With quizzes being presented online through GauchoSpace, instructors have access to a wealth of new statistics on quiz and question performance. You can use these statistics to:
- find questions that have the wrong answer selected as correct
- find questions that most students guessed on
- find and replace questions that did not do a good job of discriminating between knowledge levels
- ensure any random questions you used were equally difficult
- determine which questions best sorted students by overall quiz performance
For example, if a question has a very low Facility Index, it means most students guessed on the question and you should either review that topic with the class or reword the question.

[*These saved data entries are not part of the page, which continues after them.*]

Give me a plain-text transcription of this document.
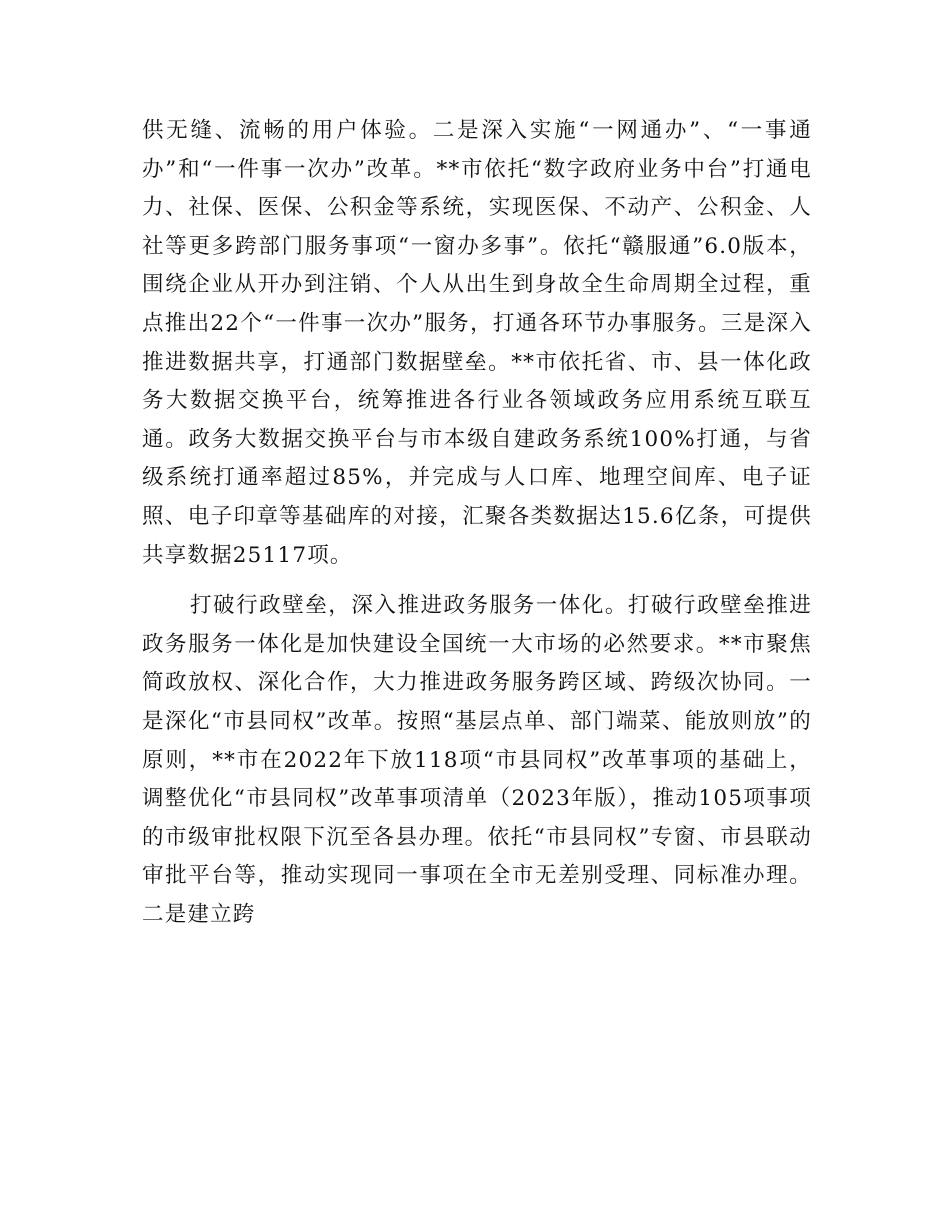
供无缝、流畅的用户体验。二是深入实施“一网通办”、“一事通办”和“一件事一次办”改革。**市依托“数字政府业务中台”打通电力、社保、医保、公积金等系统，实现医保、不动产、公积金、人社等更多跨部门服务事项“一窗办多事”。依托“赣服通”6.0版本，围绕企业从开办到注销、个人从出生到身故全生命周期全过程，重点推出22个“一件事一次办”服务，打通各环节办事服务。三是深入推进数据共享，打通部门数据壁垒。**市依托省、市、县一体化政务大数据交换平台，统筹推进各行业各领域政务应用系统互联互通。政务大数据交换平台与市本级自建政务系统100%打通，与省级系统打通率超过85%，并完成与人口库、地理空间库、电子证照、电子印章等基础库的对接，汇聚各类数据达15.6亿条，可提供共享数据25117项。

打破行政壁垒，深入推进政务服务一体化。打破行政壁垒推进政务服务一体化是加快建设全国统一大市场的必然要求。**市聚焦简政放权、深化合作，大力推进政务服务跨区域、跨级次协同。一是深化“市县同权”改革。按照“基层点单、部门端菜、能放则放”的原则，**市在2022年下放118项“市县同权”改革事项的基础上，调整优化“市县同权”改革事项清单（2023年版），推动105项事项的市级审批权限下沉至各县办理。依托“市县同权”专窗、市县联动审批平台等，推动实现同一事项在全市无差别受理、同标准办理。二是建立跨
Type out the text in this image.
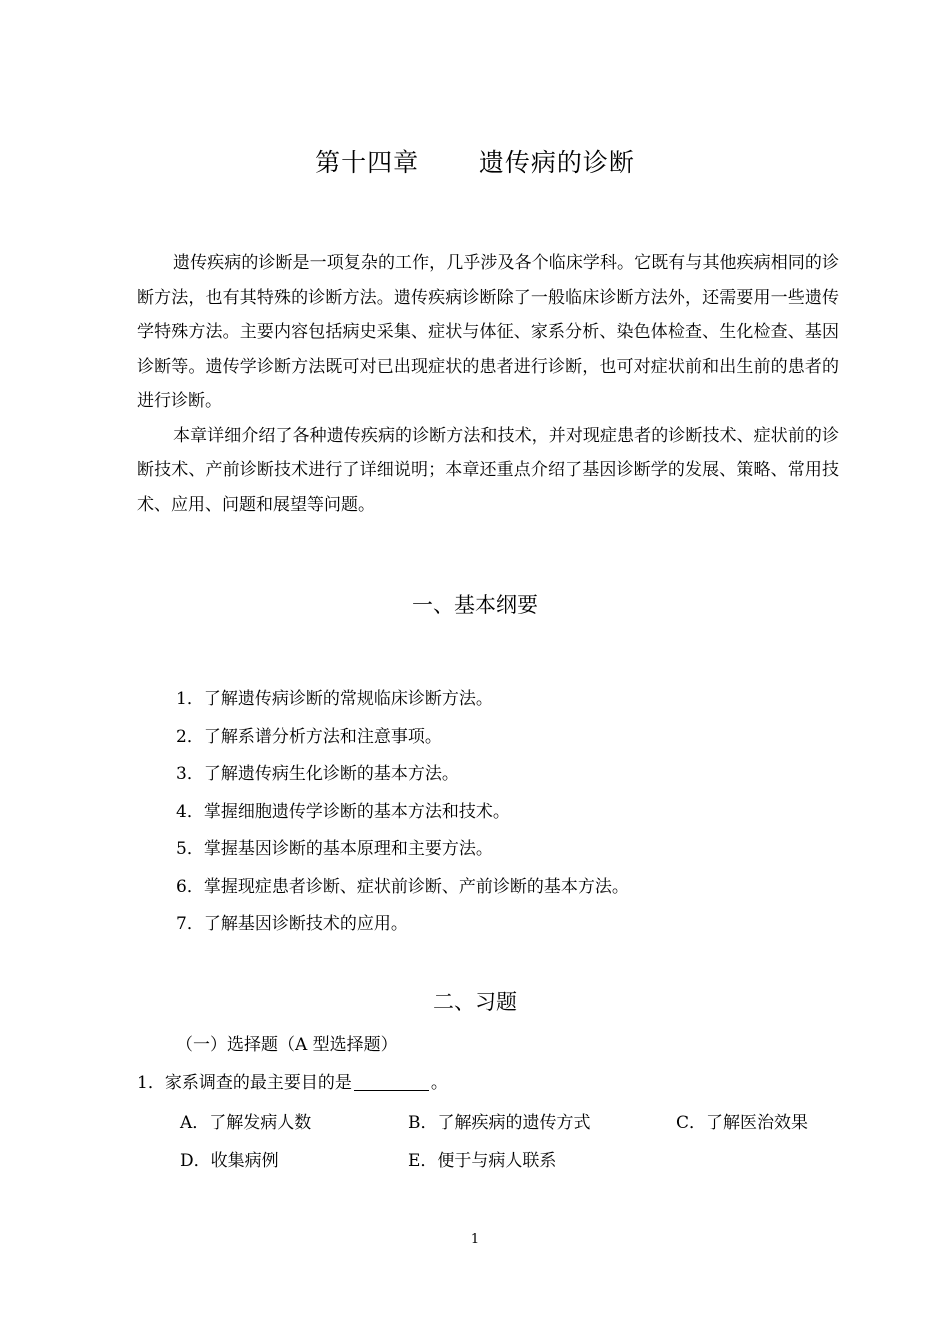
第十四章 遗传病的诊断

遗传疾病的诊断是一项复杂的工作，几乎涉及各个临床学科。它既有与其他疾病相同的诊断方法，也有其特殊的诊断方法。遗传疾病诊断除了一般临床诊断方法外，还需要用一些遗传学特殊方法。主要内容包括病史采集、症状与体征、家系分析、染色体检查、生化检查、基因诊断等。遗传学诊断方法既可对已出现症状的患者进行诊断，也可对症状前和出生前的患者的进行诊断。

本章详细介绍了各种遗传疾病的诊断方法和技术，并对现症患者的诊断技术、症状前的诊断技术、产前诊断技术进行了详细说明；本章还重点介绍了基因诊断学的发展、策略、常用技术、应用、问题和展望等问题。

一、基本纲要
1．了解遗传病诊断的常规临床诊断方法。
2．了解系谱分析方法和注意事项。
3．了解遗传病生化诊断的基本方法。
4．掌握细胞遗传学诊断的基本方法和技术。
5．掌握基因诊断的基本原理和主要方法。
6．掌握现症患者诊断、症状前诊断、产前诊断的基本方法。
7．了解基因诊断技术的应用。
二、习题
（一）选择题（A 型选择题）
1．家系调查的最主要目的是	。
A．了解发病人数	B．了解疾病的遗传方式	C．了解医治效果
D．收集病例	E．便于与病人联系
1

Similarly, your overall quiz has a high Error Ratio it means most of the variation between students was likely due to chance and you don't want to make that quiz a large portion of the overall class grade.
The table includes the "Quiz name," "Course name," "Number of complete graded first attempts," and "Total number of complete graded attempts" at the top.

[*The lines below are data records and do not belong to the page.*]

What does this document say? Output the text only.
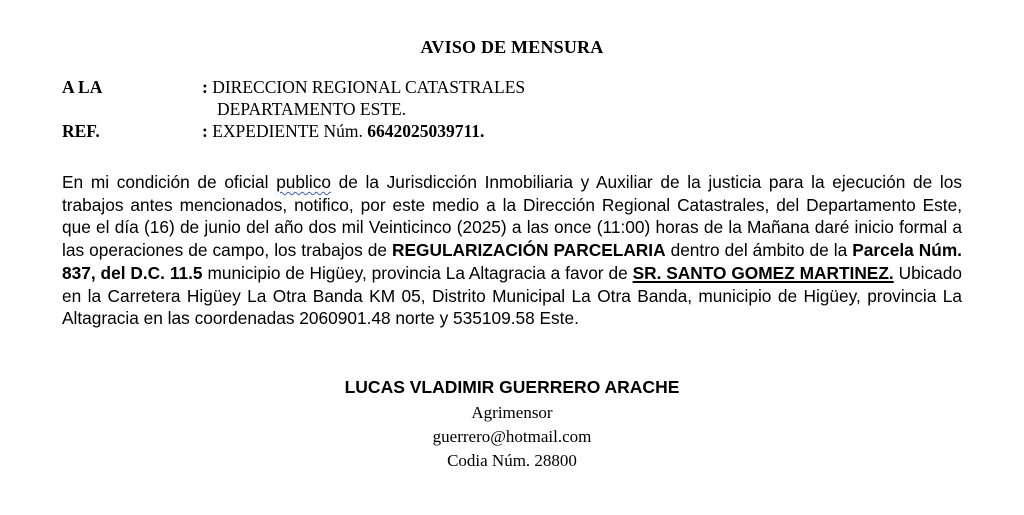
AVISO DE MENSURA
A LA	: DIRECCION REGIONAL CATASTRALES
DEPARTAMENTO ESTE.
REF.	: EXPEDIENTE Núm. 6642025039711.
En mi condición de oficial publico de la Jurisdicción Inmobiliaria y Auxiliar de la justicia para la ejecución de los trabajos antes mencionados, notifico, por este medio a la Dirección Regional Catastrales, del Departamento Este, que el día (16) de junio del año dos mil Veinticinco (2025) a las once (11:00) horas de la Mañana daré inicio formal a las operaciones de campo, los trabajos de REGULARIZACIÓN PARCELARIA dentro del ámbito de la Parcela Núm. 837, del D.C. 11.5 municipio de Higüey, provincia La Altagracia a favor de SR. SANTO GOMEZ MARTINEZ. Ubicado en la Carretera Higüey La Otra Banda KM 05, Distrito Municipal La Otra Banda, municipio de Higüey, provincia La Altagracia en las coordenadas 2060901.48 norte y 535109.58 Este.
LUCAS VLADIMIR GUERRERO ARACHE
Agrimensor
guerrero@hotmail.com
Codia Núm. 28800
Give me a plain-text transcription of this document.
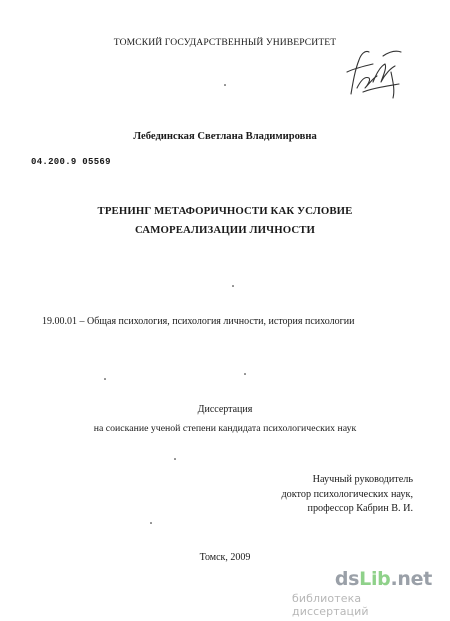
ТОМСКИЙ ГОСУДАРСТВЕННЫЙ УНИВЕРСИТЕТ
Лебединская Светлана Владимировна
04.200.9 05569
ТРЕНИНГ МЕТАФОРИЧНОСТИ КАК УСЛОВИЕ
САМОРЕАЛИЗАЦИИ ЛИЧНОСТИ
19.00.01 – Общая психология, психология личности, история психологии
Диссертация
на соискание ученой степени кандидата психологических наук
Научный руководитель
доктор психологических наук,
профессор Кабрин В. И.
Томск, 2009
dsLib.net
библиотека диссертаций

Following this information, there are a series of averages ("Average grade of first attempts," "Average grade of all attempts," "Average grade of last attempts," and "Average grade of highest graded attempts") as well as the Median and Standard Deviation for the quiz attempt you selected earlier (in this example the statistics were calculated for the highest graded attempt for each student).

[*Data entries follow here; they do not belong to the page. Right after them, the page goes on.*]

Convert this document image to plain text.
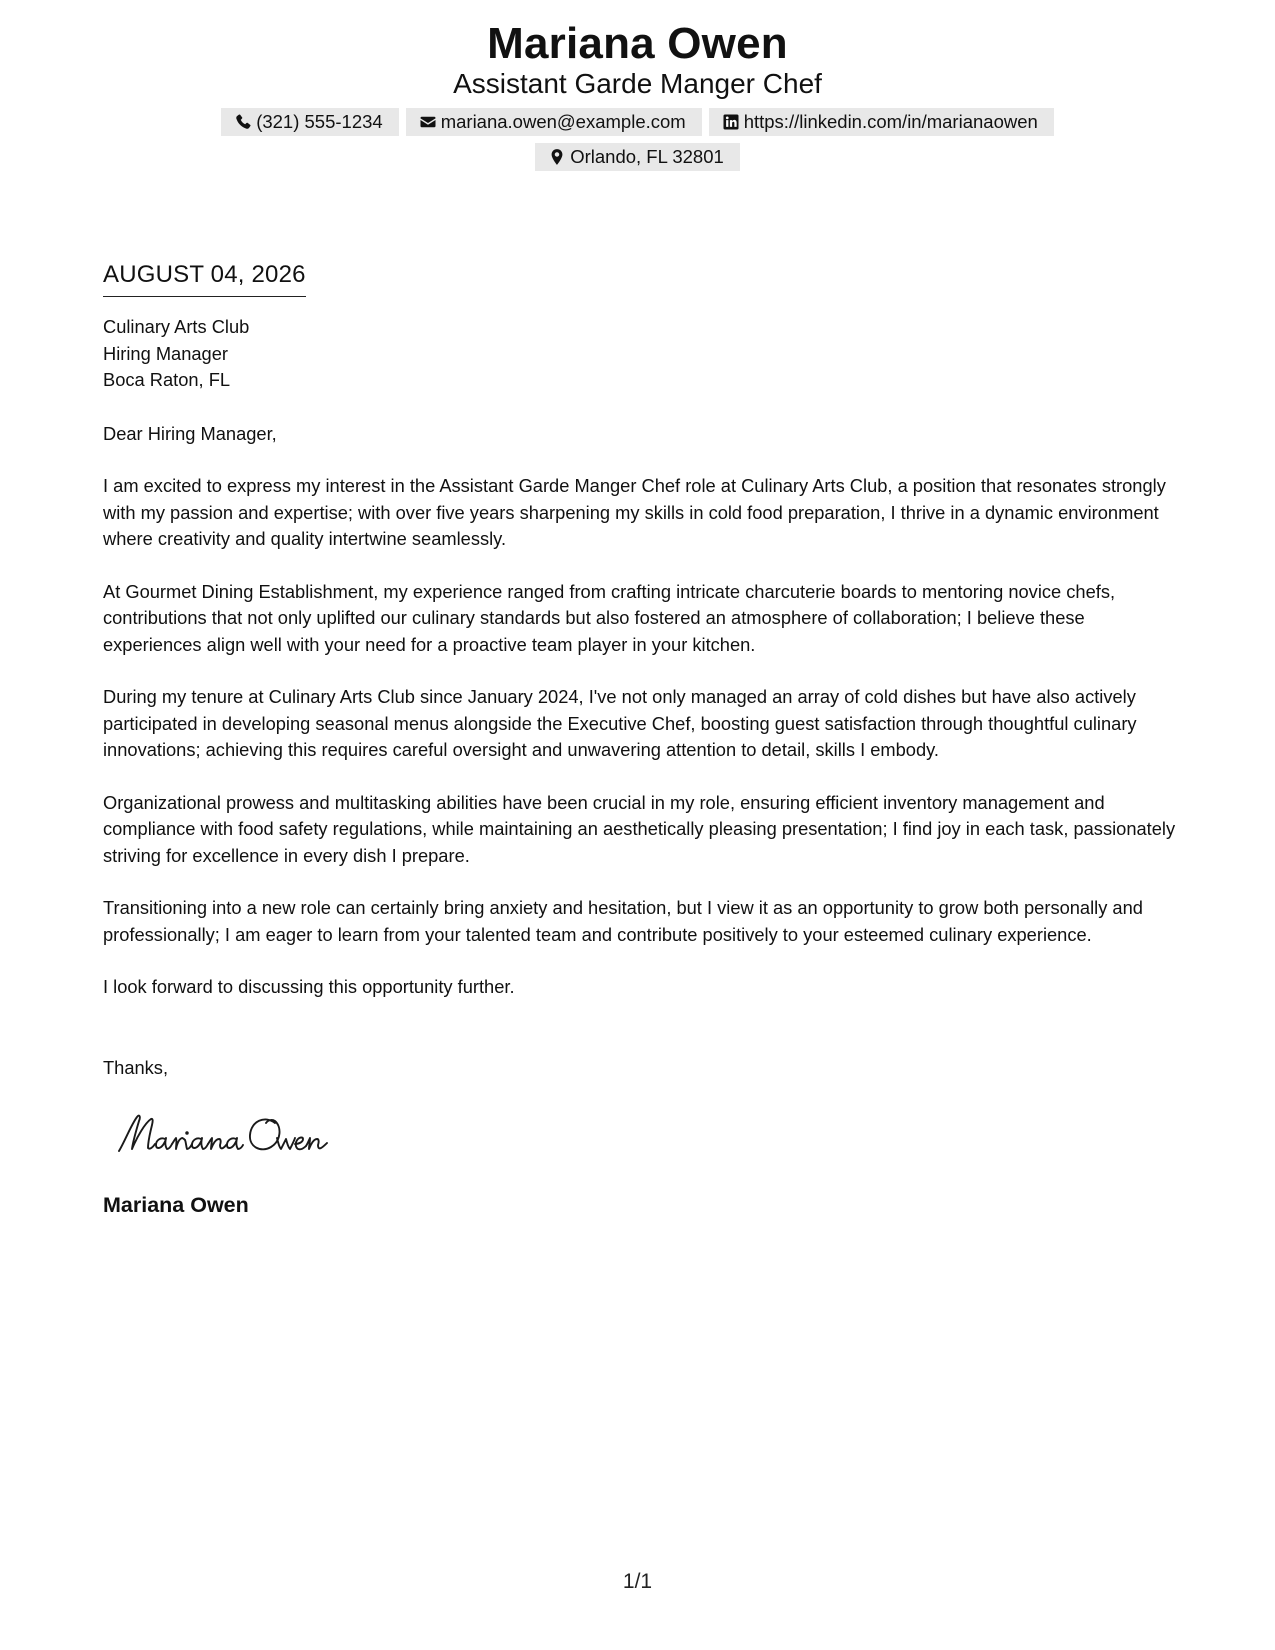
Mariana Owen
Assistant Garde Manger Chef
(321) 555-1234	mariana.owen@example.com	https://linkedin.com/in/marianaowen
Orlando, FL 32801
AUGUST 04, 2026
Culinary Arts Club
Hiring Manager
Boca Raton, FL
Dear Hiring Manager,
I am excited to express my interest in the Assistant Garde Manger Chef role at Culinary Arts Club, a position that resonates strongly with my passion and expertise; with over five years sharpening my skills in cold food preparation, I thrive in a dynamic environment where creativity and quality intertwine seamlessly.
At Gourmet Dining Establishment, my experience ranged from crafting intricate charcuterie boards to mentoring novice chefs, contributions that not only uplifted our culinary standards but also fostered an atmosphere of collaboration; I believe these experiences align well with your need for a proactive team player in your kitchen.
During my tenure at Culinary Arts Club since January 2024, I've not only managed an array of cold dishes but have also actively participated in developing seasonal menus alongside the Executive Chef, boosting guest satisfaction through thoughtful culinary innovations; achieving this requires careful oversight and unwavering attention to detail, skills I embody.
Organizational prowess and multitasking abilities have been crucial in my role, ensuring efficient inventory management and compliance with food safety regulations, while maintaining an aesthetically pleasing presentation; I find joy in each task, passionately striving for excellence in every dish I prepare.
Transitioning into a new role can certainly bring anxiety and hesitation, but I view it as an opportunity to grow both personally and professionally; I am eager to learn from your talented team and contribute positively to your esteemed culinary experience.
I look forward to discussing this opportunity further.
Thanks,
Mariana Owen
1/1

At the bottom of the table are five more involved statistics that can be useful when comparing multiple quizzes:
Score distribution skewness (Target Values: -1 to 1): Skewness is a measure of how symmetrical the score distribution is. Zero means it is symmetrical, negative means it is skewed to the lower values (there is more variation among students who scored lower than average than there is among students who scored higher than average), and positive values mean it is skewed higher. A score significantly different than 0 can signify that your quiz isn't doing a good job of distinguishing among either high performing students (for negative skew) or low performing students (for positive skew).
Score distribution kurtosis (Target Values: 0 to 1): Kurtosis provides a statistic to determine how different the tails of the grade distribution are from a normal distribution (basically how flat the distribution is). As this statistic is only really meaningful for very large class sizes, it will not be useful to the majority of classes. However, as a rough guide, this number should be between 0 and 1. If the value is outside of this range, it might mean that the quiz is not doing a good job of discriminating between very high/very low knowledge levels and average knowledge levels.
Coefficient of internal consistency (Target Values: >75%): This is a measure of how consistent students perform over the entire quiz. A high value means that students who performed well performed well throughout the quiz and students who performed poorly performed poorly on the entire quiz, whereas a low value means that the quiz did not do a good job of discriminating between students of different knowledge levels or that some of the questions were substantially more difficult than others.
Higher is better, but if you are testing on multiple subjects within a quiz that are various degrees of difficulty don't be surprised if you get a low value. In general, any values below 64% signify that the quiz was unsatisfactory and should be changed. An important caveat here is that if you are intentionally creating very easy quizzes this statistic will be low but won't signify that you should change the quiz.
Error ratio: The error ratio is a measure of how much variation between subjects was due to chance instead of being due to knowledge level. Lower is better here, and a high value tells you that you might have some questions that were too hard and the majority of students guessed on. You can look at individual question statistics to try and pinpoint the problem questions (more details on this process can be found in the next section).
The error ratio should in general be below 50%.
Standard error: Standard error is a measure of how much an individual student's score would change due to random chance if they took the quiz again. Similar to the error ratio, a smaller value is better here. It is often suggested that standard error would ideally be below 8%, but for quizzes with very few students (such as the example in this article) note that the value will likely be higher than that.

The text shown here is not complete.